“Without big data, you are blind and deaf in the middle of a freeway.” – Geoffrey Moore
In recent years, the landscape of data-driven decision-making has evolved significantly. We now have access to more data than ever before, supported by advanced computing tools that enable sophisticated analysis. This blog is not intended to be a sensational article but rather a thought-provoking discussion for those interested in the intricacies of data-driven decision-making, monitoring, and evaluation. The use of data has permeated many aspects of decision-making across all facets of life. Data-driven decision-making, popularized in the 1980s and 1990s, is evolving into a vastly more sophisticated concept known as Big Data that relies on software approaches generally referred to as analytics. The growth in data is in part driven by the demand for organizations to be “data-driven” by effectively utilizing their data by unlocking its potential value.
There is more data available today than there was a decade ago. The tools and techniques for analyzing this data have also made significant strides, making it easier to derive insights which could not be imagined and make informed decisions. However, the terms “data-driven,” “decision-making,” and “monitoring and evaluation” are often used without a deep understanding of their implications. Monitoring is widely recognized as crucial, but evaluation is where opinions often diverge, yet both use data more so the same data. From the onset, it is also important to note that there is an opportunity cost of not using data since the value of data is only derived when it is used.
The opportunities and challenges of data-driven decision-making and monitoring and evaluation are well documented. Proponents argue that data-driven approaches can lead to more informed and objective decision-making, while critics caution about the potential for misuse, bias, and unintended consequences of relying on data.
While many programs excel in the use of data for monitoring, large gaps exist in evaluation. Evaluations often remain descriptive, and few go beyond this to implement standardized methods at various stages of the evaluation process. My bias leans towards causal evaluations, as they provide concrete methods, especially when the goal is to scale interventions. Despite the importance of thorough evaluation, it is often neglected or inadequately performed. This may be due to capacity, resource, and priority constraints. Peter Heydon argues that this is because “we tend to put too much emphasis on the technology and not enough on the people and process.” He argues that data technology is not built for users but for data scientists. A dual problem arises in organizations where the data analyst is a subject matter expert but not a statistician. Or conversely, the analyst is a statistician but not a subject matter expert.
“Since most of the world’s data is unstructured, an ability to analyze and act on it presents a big opportunity.” — Michael Shulman
This means there has to be a deliberate effort to build the capacity of the people to analyse, interpret and make sense of the data. To incorporate data in evaluation meaningfully, we need to build a culture and infrastructure that values data-driven decision-making at all stages.

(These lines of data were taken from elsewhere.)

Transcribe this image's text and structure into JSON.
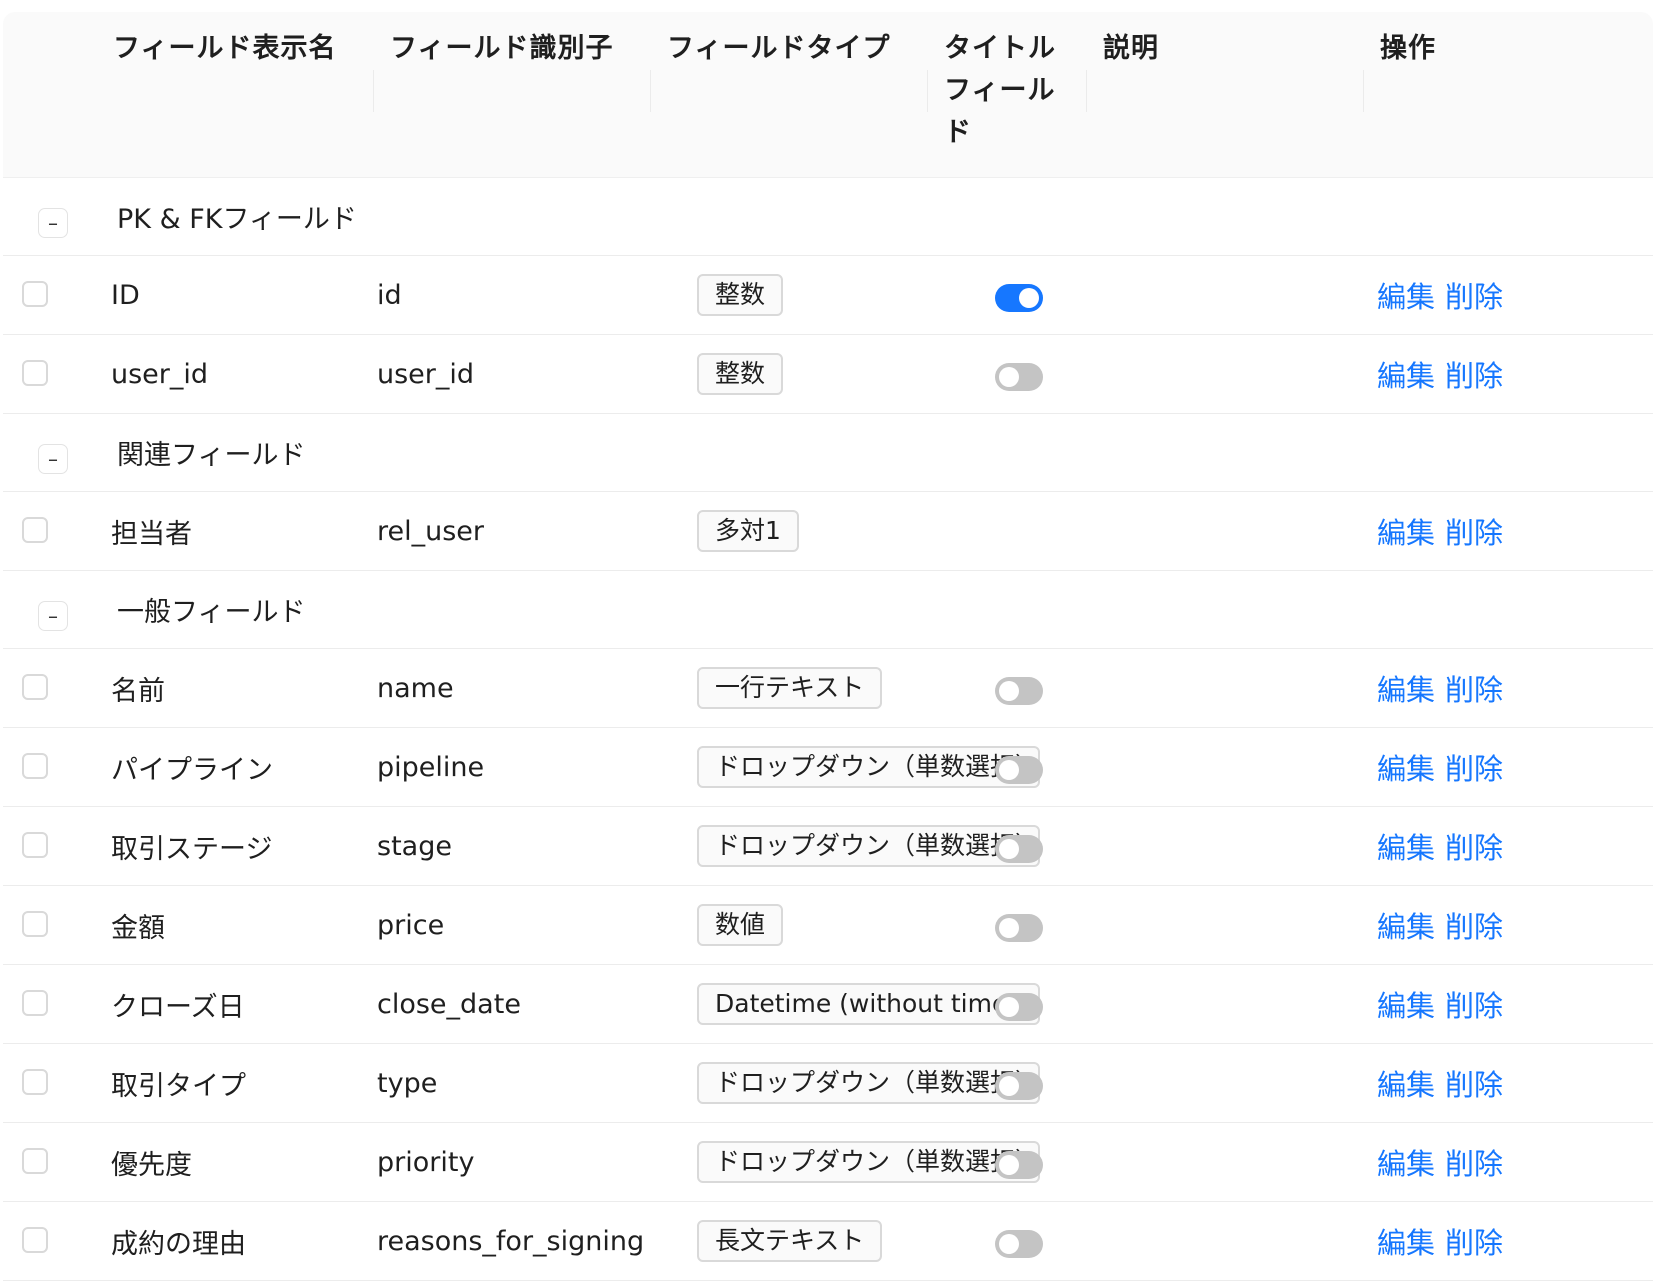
{
  "headers": {
    "display_name": "フィールド表示名",
    "identifier": "フィールド識別子",
    "type": "フィールドタイプ",
    "title_field_line1": "タイトル",
    "title_field_line2": "フィール",
    "title_field_line3": "ド",
    "description": "説明",
    "actions": "操作"
  },
  "actions": {
    "edit": "編集",
    "delete": "削除"
  },
  "groups": [
    {
      "label": "PK & FKフィールド",
      "rows": [
        {
          "name": "ID",
          "identifier": "id",
          "type": "整数",
          "title_field": true
        },
        {
          "name": "user_id",
          "identifier": "user_id",
          "type": "整数",
          "title_field": false
        }
      ]
    },
    {
      "label": "関連フィールド",
      "rows": [
        {
          "name": "担当者",
          "identifier": "rel_user",
          "type": "多対1",
          "title_field": null
        }
      ]
    },
    {
      "label": "一般フィールド",
      "rows": [
        {
          "name": "名前",
          "identifier": "name",
          "type": "一行テキスト",
          "title_field": false
        },
        {
          "name": "パイプライン",
          "identifier": "pipeline",
          "type": "ドロップダウン（単数選択）",
          "title_field": false
        },
        {
          "name": "取引ステージ",
          "identifier": "stage",
          "type": "ドロップダウン（単数選択）",
          "title_field": false
        },
        {
          "name": "金額",
          "identifier": "price",
          "type": "数値",
          "title_field": false
        },
        {
          "name": "クローズ日",
          "identifier": "close_date",
          "type": "Datetime (without time zone)",
          "title_field": false
        },
        {
          "name": "取引タイプ",
          "identifier": "type",
          "type": "ドロップダウン（単数選択）",
          "title_field": false
        },
        {
          "name": "優先度",
          "identifier": "priority",
          "type": "ドロップダウン（単数選択）",
          "title_field": false
        },
        {
          "name": "成約の理由",
          "identifier": "reasons_for_signing",
          "type": "長文テキスト",
          "title_field": false
        }
      ]
    }
  ],
  "colors": {
    "accent": "#1677ff",
    "switch_off": "#c4c4c4"
  }
}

This brings us back to evidence-based decision-making. While research results are used to inform decisions, it is crucial to question the nature of the data, the possibility of selective reporting, and the transparency of the project implementation process. Data is used to shape narratives, and narratives are about power and or profits. This means the way data is communicated can significantly impact its interpretation. These questions, though seemingly basic, are essential for upholding research ethics. To encourage the uptake of our research and implementation by others, we must be transparent and accountable. This involves sharing the complete implementation process and the data, including raw data and any processing done. Transparency fosters trust and allows for ethical and effective critique of research findings. Other essential elements include the use of standardized methods, robust study designs, and clear communication of limitations.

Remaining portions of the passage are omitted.